Mendelian Randomization - Mendelian randomization with highly correlated genetic variants ("cis-MR")

Details: Written by: Steve Burgess; Published: 07 May 2021

When performing a Mendelian randomization analysis based on a single gene region, it is possible to include only a single variant in the analysis. However, if multiple variants explain independent variance in the exposure, then the analysis will be more efficient using all those variants - even if they are partially correlated. With summarized data, this can be achieved using the inverse-variance weighted (IVW) method, by incorporating a correlation matrix in the analysis.

For this, it’s important that the correlations are in the right direction – what is needed are signed correlations, not squared correlations (r, not r^2). The signs of the correlations must correspond to the same effect alleles as the genetic associations. It's best to estimate such a matrix in a large sample with similar ethnic background to the dataset from which the summarized data are taken (in particular, the genetic associations with the outcome). If this isn't possible, then the ld_matrix in the TwoSampleMR package can help. For example:

rho = ld_matrix(c("rs7529229", "rs4845371", "rs12740969"))
rho
> rs7529229_C_T rs4845371_T_C rs12740969_T_G
> rs7529229_C_T 1.000000 -0.687196 -0.571108
> rs4845371_T_C -0.687196 1.000000 0.155994
> rs12740969_T_G -0.571108 0.155994 1.000000

We see that the effect alleles are T for rs7529229, C for rs4845371, and G for rs12740969. If our summarized data instead used the T allele for rs4845371, we can flip the relevant elements of rho in the second row and column:

flip = c(1, -1, 1)
rho.new = rho*flip%o%flip

One question is this: suppose there are multiple genetic variants in a given gene region that are all potential instruments. How to decide how many variants to include in a Mendelian randomization analysis? Including too few variants may result in inefficiency. But including too many variants in the analysis may result in unstable estimates. The reason is that including highly correlated variants can result in numerical instabilities when inverting the correlation matrix - small changes in the correlation matrix can lead to large changes in the MR estimate. The same happens if you include 3 or more variants that aren’t close to 100% pairwise correlated, but they all predict each other (the technical term is “linearly dependence” or “multicollinearity”).
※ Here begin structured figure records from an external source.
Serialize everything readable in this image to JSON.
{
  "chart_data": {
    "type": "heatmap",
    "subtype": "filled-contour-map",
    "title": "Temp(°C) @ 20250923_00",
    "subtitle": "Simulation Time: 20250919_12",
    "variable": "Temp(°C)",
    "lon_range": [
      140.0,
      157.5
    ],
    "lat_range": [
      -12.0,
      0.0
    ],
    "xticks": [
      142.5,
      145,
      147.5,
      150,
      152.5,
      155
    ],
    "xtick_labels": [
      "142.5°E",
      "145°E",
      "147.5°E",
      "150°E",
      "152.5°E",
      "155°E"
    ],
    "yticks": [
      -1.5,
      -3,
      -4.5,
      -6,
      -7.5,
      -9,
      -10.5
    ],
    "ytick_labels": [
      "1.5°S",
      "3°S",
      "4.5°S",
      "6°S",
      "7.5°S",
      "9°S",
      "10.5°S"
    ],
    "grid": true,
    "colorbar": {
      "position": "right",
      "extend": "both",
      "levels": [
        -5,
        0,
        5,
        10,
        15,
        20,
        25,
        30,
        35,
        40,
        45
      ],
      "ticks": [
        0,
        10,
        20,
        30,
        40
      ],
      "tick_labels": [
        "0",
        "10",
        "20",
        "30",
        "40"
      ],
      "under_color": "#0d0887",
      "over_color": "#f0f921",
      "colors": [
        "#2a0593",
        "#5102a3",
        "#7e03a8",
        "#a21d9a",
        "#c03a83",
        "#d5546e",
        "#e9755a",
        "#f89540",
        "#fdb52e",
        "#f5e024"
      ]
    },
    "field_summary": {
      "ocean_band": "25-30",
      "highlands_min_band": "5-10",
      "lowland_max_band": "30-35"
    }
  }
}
While we have developed methods for highly correlated variants - for example, here Mendelian randomization with fine‐mapped genetic data: Choosing from large numbers of correlated instrumental variables (nih.gov) we suggest using principal components analysis (PCA) to summarize the genetic variants - these methods are not foolproof when the correlation matrix is imprecisely estimated or does not fit the data well (perhaps it is estimated in a slightly different population). This can result in an overly precise estimate. A similar method (but a little more robust to weak instruments) can be found here: [2005.01765] Inference with many correlated weak instruments and summary statistics (arxiv.org)
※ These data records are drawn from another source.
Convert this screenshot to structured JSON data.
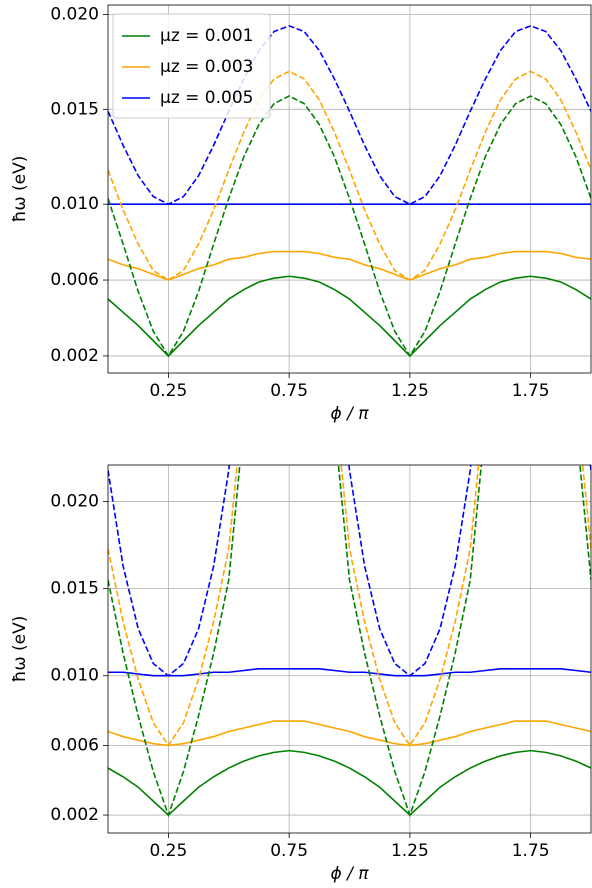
{
  "chart_data": [
    {
      "type": "line",
      "xlabel": "ϕ / π",
      "ylabel": "ħω (eV)",
      "x": [
        0,
        0.0625,
        0.125,
        0.1875,
        0.25,
        0.3125,
        0.375,
        0.4375,
        0.5,
        0.5625,
        0.625,
        0.6875,
        0.75,
        0.8125,
        0.875,
        0.9375,
        1,
        1.0625,
        1.125,
        1.1875,
        1.25,
        1.3125,
        1.375,
        1.4375,
        1.5,
        1.5625,
        1.625,
        1.6875,
        1.75,
        1.8125,
        1.875,
        1.9375,
        2
      ],
      "xlim": [
        0,
        2
      ],
      "xticks": [
        0.25,
        0.75,
        1.25,
        1.75
      ],
      "ylim": [
        0.0011,
        0.0205
      ],
      "yticks": [
        0.002,
        0.006,
        {
          "value": 0.01,
          "label": "0.010"
        },
        0.015,
        {
          "value": 0.02,
          "label": "0.020"
        }
      ],
      "grid": true,
      "legend": "upper left",
      "series": [
        {
          "name": "μz = 0.001",
          "color": "#008000",
          "values": [
            0.005,
            0.0043,
            0.0036,
            0.0028,
            0.002,
            0.0028,
            0.0036,
            0.0043,
            0.005,
            0.0055,
            0.0059,
            0.0061,
            0.0062,
            0.0061,
            0.0059,
            0.0055,
            0.005,
            0.0043,
            0.0036,
            0.0028,
            0.002,
            0.0028,
            0.0036,
            0.0043,
            0.005,
            0.0055,
            0.0059,
            0.0061,
            0.0062,
            0.0061,
            0.0059,
            0.0055,
            0.005
          ]
        },
        {
          "name": "μz = 0.003",
          "color": "#ffa500",
          "values": [
            0.0071,
            0.0068,
            0.0066,
            0.0063,
            0.006,
            0.0063,
            0.0066,
            0.0068,
            0.0071,
            0.0072,
            0.0074,
            0.0075,
            0.0075,
            0.0075,
            0.0074,
            0.0072,
            0.0071,
            0.0068,
            0.0066,
            0.0063,
            0.006,
            0.0063,
            0.0066,
            0.0068,
            0.0071,
            0.0072,
            0.0074,
            0.0075,
            0.0075,
            0.0075,
            0.0074,
            0.0072,
            0.0071
          ]
        },
        {
          "name": "μz = 0.005",
          "color": "#0000ff",
          "values": [
            0.01,
            0.01,
            0.01,
            0.01,
            0.01,
            0.01,
            0.01,
            0.01,
            0.01,
            0.01,
            0.01,
            0.01,
            0.01,
            0.01,
            0.01,
            0.01,
            0.01,
            0.01,
            0.01,
            0.01,
            0.01,
            0.01,
            0.01,
            0.01,
            0.01,
            0.01,
            0.01,
            0.01,
            0.01,
            0.01,
            0.01,
            0.01,
            0.01
          ]
        },
        {
          "color": "#008000",
          "dashed": true,
          "values": [
            0.0103,
            0.0079,
            0.0054,
            0.0033,
            0.002,
            0.0033,
            0.0054,
            0.0079,
            0.0103,
            0.0125,
            0.0142,
            0.0153,
            0.0157,
            0.0153,
            0.0142,
            0.0125,
            0.0103,
            0.0079,
            0.0054,
            0.0033,
            0.002,
            0.0033,
            0.0054,
            0.0079,
            0.0103,
            0.0125,
            0.0142,
            0.0153,
            0.0157,
            0.0153,
            0.0142,
            0.0125,
            0.0103
          ]
        },
        {
          "color": "#ffa500",
          "dashed": true,
          "values": [
            0.0118,
            0.0097,
            0.0079,
            0.0065,
            0.006,
            0.0065,
            0.0079,
            0.0097,
            0.0118,
            0.0138,
            0.0155,
            0.0166,
            0.017,
            0.0166,
            0.0155,
            0.0138,
            0.0118,
            0.0097,
            0.0079,
            0.0065,
            0.006,
            0.0065,
            0.0079,
            0.0097,
            0.0118,
            0.0138,
            0.0155,
            0.0166,
            0.017,
            0.0166,
            0.0155,
            0.0138,
            0.0118
          ]
        },
        {
          "color": "#0000ff",
          "dashed": true,
          "values": [
            0.0149,
            0.0131,
            0.0115,
            0.0104,
            0.01,
            0.0104,
            0.0115,
            0.0131,
            0.0149,
            0.0166,
            0.0181,
            0.0191,
            0.0194,
            0.0191,
            0.0181,
            0.0166,
            0.0149,
            0.0131,
            0.0115,
            0.0104,
            0.01,
            0.0104,
            0.0115,
            0.0131,
            0.0149,
            0.0166,
            0.0181,
            0.0191,
            0.0194,
            0.0191,
            0.0181,
            0.0166,
            0.0149
          ]
        }
      ]
    },
    {
      "type": "line",
      "xlabel": "ϕ / π",
      "ylabel": "ħω (eV)",
      "x": [
        0,
        0.0625,
        0.125,
        0.1875,
        0.25,
        0.3125,
        0.375,
        0.4375,
        0.5,
        0.5625,
        0.625,
        0.6875,
        0.75,
        0.8125,
        0.875,
        0.9375,
        1,
        1.0625,
        1.125,
        1.1875,
        1.25,
        1.3125,
        1.375,
        1.4375,
        1.5,
        1.5625,
        1.625,
        1.6875,
        1.75,
        1.8125,
        1.875,
        1.9375,
        2
      ],
      "xlim": [
        0,
        2
      ],
      "xticks": [
        0.25,
        0.75,
        1.25,
        1.75
      ],
      "ylim": [
        0.00097,
        0.0221
      ],
      "yticks": [
        0.002,
        0.006,
        {
          "value": 0.01,
          "label": "0.010"
        },
        0.015,
        {
          "value": 0.02,
          "label": "0.020"
        }
      ],
      "grid": true,
      "series": [
        {
          "color": "#008000",
          "values": [
            0.0047,
            0.0042,
            0.0036,
            0.0028,
            0.002,
            0.0028,
            0.0036,
            0.0042,
            0.0047,
            0.0051,
            0.0054,
            0.0056,
            0.0057,
            0.0056,
            0.0054,
            0.0051,
            0.0047,
            0.0042,
            0.0036,
            0.0028,
            0.002,
            0.0028,
            0.0036,
            0.0042,
            0.0047,
            0.0051,
            0.0054,
            0.0056,
            0.0057,
            0.0056,
            0.0054,
            0.0051,
            0.0047
          ]
        },
        {
          "color": "#ffa500",
          "values": [
            0.0068,
            0.0065,
            0.0063,
            0.0061,
            0.006,
            0.0061,
            0.0063,
            0.0065,
            0.0068,
            0.007,
            0.0072,
            0.0074,
            0.0074,
            0.0074,
            0.0072,
            0.007,
            0.0068,
            0.0065,
            0.0063,
            0.0061,
            0.006,
            0.0061,
            0.0063,
            0.0065,
            0.0068,
            0.007,
            0.0072,
            0.0074,
            0.0074,
            0.0074,
            0.0072,
            0.007,
            0.0068
          ]
        },
        {
          "color": "#0000ff",
          "values": [
            0.0102,
            0.0102,
            0.0101,
            0.01,
            0.01,
            0.01,
            0.0101,
            0.0102,
            0.0102,
            0.0103,
            0.0104,
            0.0104,
            0.0104,
            0.0104,
            0.0104,
            0.0103,
            0.0102,
            0.0102,
            0.0101,
            0.01,
            0.01,
            0.01,
            0.0101,
            0.0102,
            0.0102,
            0.0103,
            0.0104,
            0.0104,
            0.0104,
            0.0104,
            0.0104,
            0.0103,
            0.0102
          ]
        },
        {
          "color": "#008000",
          "dashed": true,
          "values": [
            0.0155,
            0.0113,
            0.0077,
            0.0045,
            0.002,
            0.0045,
            0.0077,
            0.0113,
            0.0155,
            0.0245,
            null,
            null,
            null,
            null,
            null,
            0.0245,
            0.0155,
            0.0113,
            0.0077,
            0.0045,
            0.002,
            0.0045,
            0.0077,
            0.0113,
            0.0155,
            0.0245,
            null,
            null,
            null,
            null,
            null,
            0.0245,
            0.0155
          ]
        },
        {
          "color": "#ffa500",
          "dashed": true,
          "values": [
            0.0173,
            0.0131,
            0.0098,
            0.0073,
            0.006,
            0.0073,
            0.0098,
            0.0131,
            0.0173,
            0.026,
            null,
            null,
            null,
            null,
            null,
            0.026,
            0.0173,
            0.0131,
            0.0098,
            0.0073,
            0.006,
            0.0073,
            0.0098,
            0.0131,
            0.0173,
            0.026,
            null,
            null,
            null,
            null,
            null,
            0.026,
            0.0173
          ]
        },
        {
          "color": "#0000ff",
          "dashed": true,
          "values": [
            0.0218,
            0.0163,
            0.0127,
            0.0107,
            0.01,
            0.0107,
            0.0127,
            0.0163,
            0.0218,
            0.03,
            null,
            null,
            null,
            null,
            null,
            0.03,
            0.0218,
            0.0163,
            0.0127,
            0.0107,
            0.01,
            0.0107,
            0.0127,
            0.0163,
            0.0218,
            0.03,
            null,
            null,
            null,
            null,
            null,
            0.03,
            0.0218
          ]
        }
      ]
    }
  ]
}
Practical advice is this: first, start with aggressive pruning – would suggest a threshold of r^2<0.1, and account for correlations in the analysis. By increasing the pruning threshold (to r^2<0.2, r^2<0.3, etc) and including additional variants, you can potentially get an estimate that is slightly more precise that this, but if the standard error reduces sharply (say it decreases by a factor of 3), then I wouldn’t trust the estimate, and instead would suggest reporting the estimate with more aggressive pruning. Similar when using the dimension reduction methods - if the MR estimate gets a bit more precise, then it’s probably reliable, but if it’s substantially more precise, then I’d be concerned.
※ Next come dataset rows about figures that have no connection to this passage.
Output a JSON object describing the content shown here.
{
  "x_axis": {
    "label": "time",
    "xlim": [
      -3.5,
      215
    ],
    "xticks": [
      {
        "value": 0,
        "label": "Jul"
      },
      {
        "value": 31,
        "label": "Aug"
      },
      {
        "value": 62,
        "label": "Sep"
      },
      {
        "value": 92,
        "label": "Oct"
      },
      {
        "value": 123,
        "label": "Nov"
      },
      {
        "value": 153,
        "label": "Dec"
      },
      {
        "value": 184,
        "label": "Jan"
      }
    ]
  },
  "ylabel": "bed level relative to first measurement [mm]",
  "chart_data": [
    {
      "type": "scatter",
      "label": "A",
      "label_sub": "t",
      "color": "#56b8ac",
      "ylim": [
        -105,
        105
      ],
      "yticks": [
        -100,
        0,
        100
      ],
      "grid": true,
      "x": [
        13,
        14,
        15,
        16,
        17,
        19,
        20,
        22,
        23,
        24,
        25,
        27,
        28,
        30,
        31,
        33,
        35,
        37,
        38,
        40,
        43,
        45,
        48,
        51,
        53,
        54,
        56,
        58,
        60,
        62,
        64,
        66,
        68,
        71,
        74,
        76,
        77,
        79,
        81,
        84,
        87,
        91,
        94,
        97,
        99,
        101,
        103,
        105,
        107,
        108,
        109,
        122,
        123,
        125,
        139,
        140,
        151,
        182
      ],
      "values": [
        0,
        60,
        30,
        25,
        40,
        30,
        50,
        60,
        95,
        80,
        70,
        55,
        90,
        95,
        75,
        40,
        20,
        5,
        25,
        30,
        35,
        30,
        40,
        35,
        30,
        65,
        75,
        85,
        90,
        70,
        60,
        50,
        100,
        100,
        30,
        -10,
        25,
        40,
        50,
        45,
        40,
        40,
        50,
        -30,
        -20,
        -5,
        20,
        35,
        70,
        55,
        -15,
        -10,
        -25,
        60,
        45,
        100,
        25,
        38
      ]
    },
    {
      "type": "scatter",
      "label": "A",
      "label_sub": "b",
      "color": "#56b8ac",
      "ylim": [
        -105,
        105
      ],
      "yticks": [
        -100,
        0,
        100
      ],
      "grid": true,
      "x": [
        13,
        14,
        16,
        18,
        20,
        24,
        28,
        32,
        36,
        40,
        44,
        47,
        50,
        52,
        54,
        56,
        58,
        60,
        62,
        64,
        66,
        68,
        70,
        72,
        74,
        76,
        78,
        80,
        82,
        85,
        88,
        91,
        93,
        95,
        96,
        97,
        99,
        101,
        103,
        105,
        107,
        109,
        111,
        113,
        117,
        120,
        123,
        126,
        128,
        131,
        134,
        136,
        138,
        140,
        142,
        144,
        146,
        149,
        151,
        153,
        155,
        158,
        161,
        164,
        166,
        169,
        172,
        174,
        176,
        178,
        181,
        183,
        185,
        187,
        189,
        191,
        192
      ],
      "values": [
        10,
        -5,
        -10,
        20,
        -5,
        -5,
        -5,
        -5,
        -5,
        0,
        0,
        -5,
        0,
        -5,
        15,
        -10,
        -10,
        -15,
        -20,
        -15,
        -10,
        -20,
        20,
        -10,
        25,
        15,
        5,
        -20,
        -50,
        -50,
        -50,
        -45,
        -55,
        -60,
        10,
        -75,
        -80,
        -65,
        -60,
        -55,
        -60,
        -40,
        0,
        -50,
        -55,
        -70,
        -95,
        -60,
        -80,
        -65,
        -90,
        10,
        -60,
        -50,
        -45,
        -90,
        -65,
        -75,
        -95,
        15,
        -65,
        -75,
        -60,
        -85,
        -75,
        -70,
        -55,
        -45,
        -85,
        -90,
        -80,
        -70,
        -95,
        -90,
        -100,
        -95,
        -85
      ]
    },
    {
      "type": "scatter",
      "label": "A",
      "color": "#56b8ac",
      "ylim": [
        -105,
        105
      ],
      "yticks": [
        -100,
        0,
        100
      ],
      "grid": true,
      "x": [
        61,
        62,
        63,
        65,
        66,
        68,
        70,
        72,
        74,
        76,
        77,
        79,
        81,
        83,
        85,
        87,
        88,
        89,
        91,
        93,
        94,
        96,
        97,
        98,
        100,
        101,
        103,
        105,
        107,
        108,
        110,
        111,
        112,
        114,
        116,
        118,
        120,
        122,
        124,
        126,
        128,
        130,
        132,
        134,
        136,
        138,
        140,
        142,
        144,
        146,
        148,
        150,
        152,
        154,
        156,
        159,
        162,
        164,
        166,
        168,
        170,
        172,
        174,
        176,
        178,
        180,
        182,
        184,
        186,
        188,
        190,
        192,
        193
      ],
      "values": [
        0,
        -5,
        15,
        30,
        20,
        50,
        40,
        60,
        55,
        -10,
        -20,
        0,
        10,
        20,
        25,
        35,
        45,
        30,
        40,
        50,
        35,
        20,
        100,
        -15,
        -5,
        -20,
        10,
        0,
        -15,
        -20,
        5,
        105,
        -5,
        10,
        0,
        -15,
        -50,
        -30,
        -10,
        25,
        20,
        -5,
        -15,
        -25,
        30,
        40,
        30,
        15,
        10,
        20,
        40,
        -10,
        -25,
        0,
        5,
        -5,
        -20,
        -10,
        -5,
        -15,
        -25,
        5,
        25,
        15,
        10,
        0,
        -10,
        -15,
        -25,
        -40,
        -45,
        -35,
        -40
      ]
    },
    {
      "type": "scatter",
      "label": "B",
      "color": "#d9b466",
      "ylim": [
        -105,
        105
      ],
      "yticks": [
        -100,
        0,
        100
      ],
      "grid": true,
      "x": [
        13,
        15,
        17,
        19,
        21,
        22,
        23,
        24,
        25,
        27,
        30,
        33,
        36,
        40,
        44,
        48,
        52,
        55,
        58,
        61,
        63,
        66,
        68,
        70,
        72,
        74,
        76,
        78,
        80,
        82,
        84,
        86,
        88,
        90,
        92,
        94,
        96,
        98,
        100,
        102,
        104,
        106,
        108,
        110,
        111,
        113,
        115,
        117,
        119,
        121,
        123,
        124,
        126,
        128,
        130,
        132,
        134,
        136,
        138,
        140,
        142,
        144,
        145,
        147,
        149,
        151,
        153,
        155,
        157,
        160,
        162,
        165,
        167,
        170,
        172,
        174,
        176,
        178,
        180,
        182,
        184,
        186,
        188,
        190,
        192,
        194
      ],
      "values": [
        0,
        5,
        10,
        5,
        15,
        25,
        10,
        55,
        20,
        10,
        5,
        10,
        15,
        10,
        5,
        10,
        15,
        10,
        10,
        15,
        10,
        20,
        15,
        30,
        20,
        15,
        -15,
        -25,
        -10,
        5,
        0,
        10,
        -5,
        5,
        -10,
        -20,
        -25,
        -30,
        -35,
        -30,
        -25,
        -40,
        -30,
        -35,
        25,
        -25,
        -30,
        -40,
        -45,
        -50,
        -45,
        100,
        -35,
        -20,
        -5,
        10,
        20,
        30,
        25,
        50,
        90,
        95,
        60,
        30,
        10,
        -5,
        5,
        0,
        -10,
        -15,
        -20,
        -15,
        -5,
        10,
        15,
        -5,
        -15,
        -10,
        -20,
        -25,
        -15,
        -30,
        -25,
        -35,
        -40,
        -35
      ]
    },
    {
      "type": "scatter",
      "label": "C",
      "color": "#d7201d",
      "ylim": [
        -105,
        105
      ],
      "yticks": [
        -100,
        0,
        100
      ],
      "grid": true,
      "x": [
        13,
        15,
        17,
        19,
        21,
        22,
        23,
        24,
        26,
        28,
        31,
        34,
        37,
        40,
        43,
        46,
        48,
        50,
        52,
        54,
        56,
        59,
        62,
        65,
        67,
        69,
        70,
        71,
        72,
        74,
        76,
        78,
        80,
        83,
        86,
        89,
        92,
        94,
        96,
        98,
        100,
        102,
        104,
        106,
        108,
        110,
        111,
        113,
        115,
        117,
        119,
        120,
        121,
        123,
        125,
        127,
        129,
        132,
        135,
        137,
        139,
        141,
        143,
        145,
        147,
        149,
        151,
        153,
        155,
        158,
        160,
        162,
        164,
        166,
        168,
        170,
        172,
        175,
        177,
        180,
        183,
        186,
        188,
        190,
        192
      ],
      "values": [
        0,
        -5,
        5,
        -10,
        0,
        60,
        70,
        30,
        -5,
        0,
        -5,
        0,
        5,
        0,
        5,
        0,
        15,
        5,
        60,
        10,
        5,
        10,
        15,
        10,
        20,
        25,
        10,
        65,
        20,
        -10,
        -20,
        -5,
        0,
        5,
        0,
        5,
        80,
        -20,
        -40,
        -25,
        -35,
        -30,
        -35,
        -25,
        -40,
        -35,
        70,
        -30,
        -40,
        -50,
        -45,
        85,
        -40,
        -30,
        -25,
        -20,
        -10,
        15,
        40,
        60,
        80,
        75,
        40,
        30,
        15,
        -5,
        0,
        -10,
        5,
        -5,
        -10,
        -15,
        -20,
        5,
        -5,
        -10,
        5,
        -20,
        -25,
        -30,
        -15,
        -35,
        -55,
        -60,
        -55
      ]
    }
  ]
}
From experience, pruning at r^2 < 0.3 is generally safe, and r^2 < 0.4 is usually okay – but I’ve seen problems at this level in a couple of examples. If at all possible, I’d recommend trying to get correlation estimates in as large a sample size as possible (but still relevant to the dataset under analysis!) - and be suspicious if including additional highly correlated variants to an analysis substantially reduces standard errors!